Non è facile, non è semplice parlare del gesto, di un muoversi alternativo ma costante, di un flusso, una corrente in dissoluzione. Sembra quasi di dover descrivere una corsa disperata di persone ferite, fisionomici volti danteschi, dannati, una fuga a tratti arrestata di entità demoniache e umane nello stesso tempo, fragili e mostruose. Come una cantilena, una lunga catena di solidarietà.

Questo, una corrente di anime dolorose e ferite che si accasciano, crollano, cadono e si scontrano contro avversari inesistenti, contro vittime che sono carnefici, volti che sono sofferenza. La comprensione di una mano protesa, un abbraccio caldo, corpi così sensibili che si toccano, si sfiorano e infine si assemblano in mille emozioni differenti, gambe e braccia, mani che spuntano, aggrovigliano l’aria, fendono. Sembra quasi la gestazione della pietà, un parto lungo di anime indecise, un intendersi e un aspettare fatto di sussulti, contrazioni e rilasci, urla e sospiri, nodi di arti, volti.

Uno spaccato di umanità, una fuga collettiva frenata sul nascere, arginata dal palco, da quella che sembra essere una netta divisione tra la parte superiore della zona scenica e la parte inferiore come fossero due metà contese, dominate da forze differenti. Una rivolta di persone compatte che parte solida sul nascere ma poi si disgrega, si frantuma nella discesa dal palco dove gli attori cadono e le misure si perdono.

E Pasolini, cosa c’entra Pasolini in tutto questo, in questo scempio bellissimo di una dannazione sensibile e pietosa? A prima vista magari si è portati a dire nulla, ma in un secondo momento, se ci si mette a riflettere e ad analizzare, tanti elementi risultano evidenti. A partire forse dalla centralità riservata nello spettacolo alla fisicità, ad un contatto intimo e privo di paure tra i corpi degli attori, alla condivisione di esperienze sensoriali, di specificità fisiche proprie di ognuno, di questi attori che non sono veri attori sia perché il loro non è un reale muoversi recitando ed enfatizzando, sia perché non sono attori di professione ma gente comune, persone dai vissuti differenti, dalle anomalie diverse. Proprio quella fisicità e quella ricerca dell’attore non attore, dell’uomo comune che, se proprio non costituivano la centralità del discorso e del linguaggio pasoliniano, perlomeno rappresentavano il mezzo espressivo più efficace utilizzato dall’autore.

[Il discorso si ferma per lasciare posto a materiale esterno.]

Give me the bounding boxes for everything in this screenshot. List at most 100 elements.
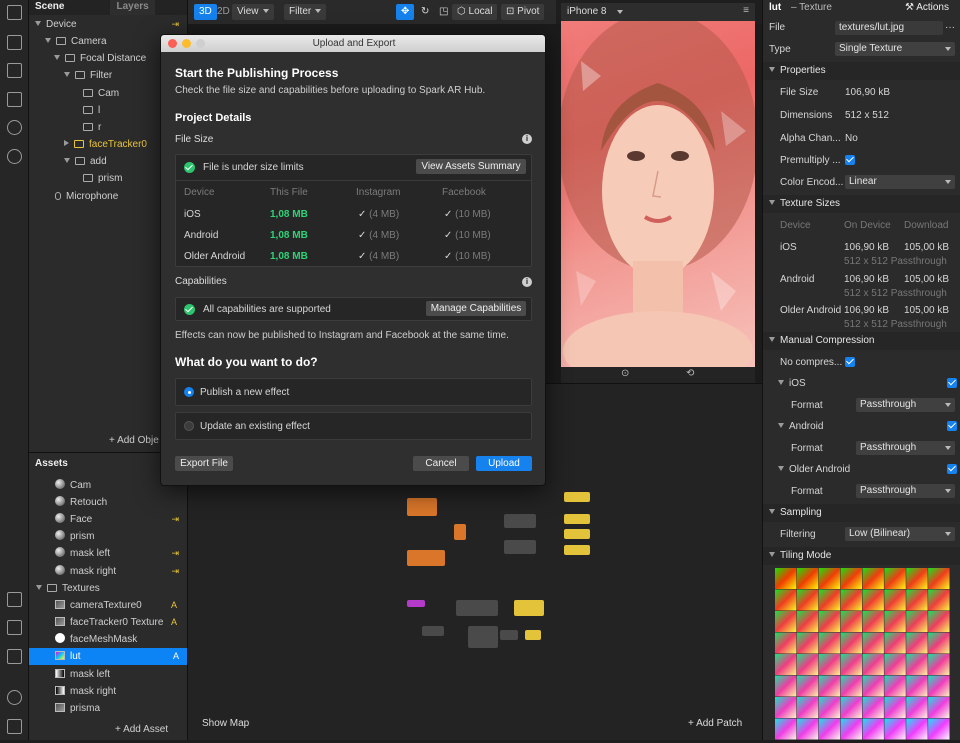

Inoltre bisogna anche riflettere sul titolo voluto dal regista Virgilio Sieni per lo spettacolo: Fuga Pasolini. Un intera coreografia che di per sé è una fuga costante realizzata a tratti, difficile, interrotta. Una fuga di persone e di dolori, una fuga interiore. La vita di Pasolini può essere definita per certi versi una vita costantemente in fuga, in fuga materialmente dal Friuli come in fuga interiormente da un proprio modo di essere molto tormentato e mai accettato fino in fondo. E forse è proprio questa l’intenzione dello spettacolo, mettere in scena il dramma di un’ interiorità compromessa, dell’anima di un uomo costretto, per scelta volontaria e autocondanna, ad essere costantemente esposto, anche per quanto riguarda la propria intimità, all’attenzione e alla gogna mediatica.

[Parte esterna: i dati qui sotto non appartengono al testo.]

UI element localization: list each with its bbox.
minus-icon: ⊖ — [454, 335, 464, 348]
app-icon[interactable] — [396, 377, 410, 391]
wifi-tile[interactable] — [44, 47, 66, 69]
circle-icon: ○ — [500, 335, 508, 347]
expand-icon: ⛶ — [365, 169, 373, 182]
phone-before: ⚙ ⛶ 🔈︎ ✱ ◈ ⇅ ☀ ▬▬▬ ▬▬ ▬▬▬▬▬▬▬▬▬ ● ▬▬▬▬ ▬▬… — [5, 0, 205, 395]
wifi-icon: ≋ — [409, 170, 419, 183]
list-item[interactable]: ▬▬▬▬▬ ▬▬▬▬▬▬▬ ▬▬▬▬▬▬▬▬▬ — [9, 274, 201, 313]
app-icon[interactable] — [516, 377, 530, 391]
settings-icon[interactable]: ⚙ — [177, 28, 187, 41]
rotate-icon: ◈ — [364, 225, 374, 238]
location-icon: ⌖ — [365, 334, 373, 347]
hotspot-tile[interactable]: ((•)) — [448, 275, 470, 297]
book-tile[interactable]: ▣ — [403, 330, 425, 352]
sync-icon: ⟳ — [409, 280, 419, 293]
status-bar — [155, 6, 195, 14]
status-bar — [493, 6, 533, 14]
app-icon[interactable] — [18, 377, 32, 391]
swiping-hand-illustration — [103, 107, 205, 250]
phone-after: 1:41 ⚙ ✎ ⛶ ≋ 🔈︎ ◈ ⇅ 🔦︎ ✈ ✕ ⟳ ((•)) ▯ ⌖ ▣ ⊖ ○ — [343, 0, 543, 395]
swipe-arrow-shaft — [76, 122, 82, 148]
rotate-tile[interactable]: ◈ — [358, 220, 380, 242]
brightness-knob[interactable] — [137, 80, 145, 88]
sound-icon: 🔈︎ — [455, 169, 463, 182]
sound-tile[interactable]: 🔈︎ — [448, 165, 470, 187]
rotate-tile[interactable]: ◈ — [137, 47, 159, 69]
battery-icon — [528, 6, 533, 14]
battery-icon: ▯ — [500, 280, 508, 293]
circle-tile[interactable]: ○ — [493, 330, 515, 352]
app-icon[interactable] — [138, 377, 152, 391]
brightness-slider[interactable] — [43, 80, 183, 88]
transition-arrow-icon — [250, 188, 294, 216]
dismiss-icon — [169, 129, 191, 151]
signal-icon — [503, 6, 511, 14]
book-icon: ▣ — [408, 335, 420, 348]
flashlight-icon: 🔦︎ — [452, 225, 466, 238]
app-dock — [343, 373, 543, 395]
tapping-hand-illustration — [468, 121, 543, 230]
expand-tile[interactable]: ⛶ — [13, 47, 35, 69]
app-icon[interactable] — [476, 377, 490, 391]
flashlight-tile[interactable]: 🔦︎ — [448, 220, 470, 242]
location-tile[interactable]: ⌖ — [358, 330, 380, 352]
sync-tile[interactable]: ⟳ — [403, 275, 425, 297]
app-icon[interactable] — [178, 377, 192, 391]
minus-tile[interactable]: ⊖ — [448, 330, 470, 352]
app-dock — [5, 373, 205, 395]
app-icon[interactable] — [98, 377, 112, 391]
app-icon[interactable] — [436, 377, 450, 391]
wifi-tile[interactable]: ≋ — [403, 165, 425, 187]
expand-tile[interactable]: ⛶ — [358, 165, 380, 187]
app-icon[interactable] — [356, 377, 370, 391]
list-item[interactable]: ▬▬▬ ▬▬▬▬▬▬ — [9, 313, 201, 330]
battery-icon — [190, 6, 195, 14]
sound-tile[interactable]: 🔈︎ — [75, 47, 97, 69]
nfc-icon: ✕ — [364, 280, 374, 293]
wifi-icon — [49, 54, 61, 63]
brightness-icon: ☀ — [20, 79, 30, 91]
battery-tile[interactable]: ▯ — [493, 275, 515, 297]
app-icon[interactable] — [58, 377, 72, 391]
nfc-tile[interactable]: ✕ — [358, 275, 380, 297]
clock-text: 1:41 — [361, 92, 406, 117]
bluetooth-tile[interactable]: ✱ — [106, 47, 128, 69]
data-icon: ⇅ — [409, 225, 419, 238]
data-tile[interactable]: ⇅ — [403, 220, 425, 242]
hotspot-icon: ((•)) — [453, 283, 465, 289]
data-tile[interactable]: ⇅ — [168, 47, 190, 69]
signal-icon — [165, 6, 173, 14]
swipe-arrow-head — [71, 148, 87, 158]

Una cosa è certa, il regista in quest’opera è riuscito a dare forma ad una crescita collettiva che ha permesso a persone che non avevano mai danzato o recitato di diventare attori magistrali all’interno di una coreografia per nulla semplice, riuscendo così a trarre gli elementi di forza dello spettacolo proprio dalle peculiarità e magari anche dalle mancanze di ognuno in un flusso di movimenti continui ed indivisibili fra loro.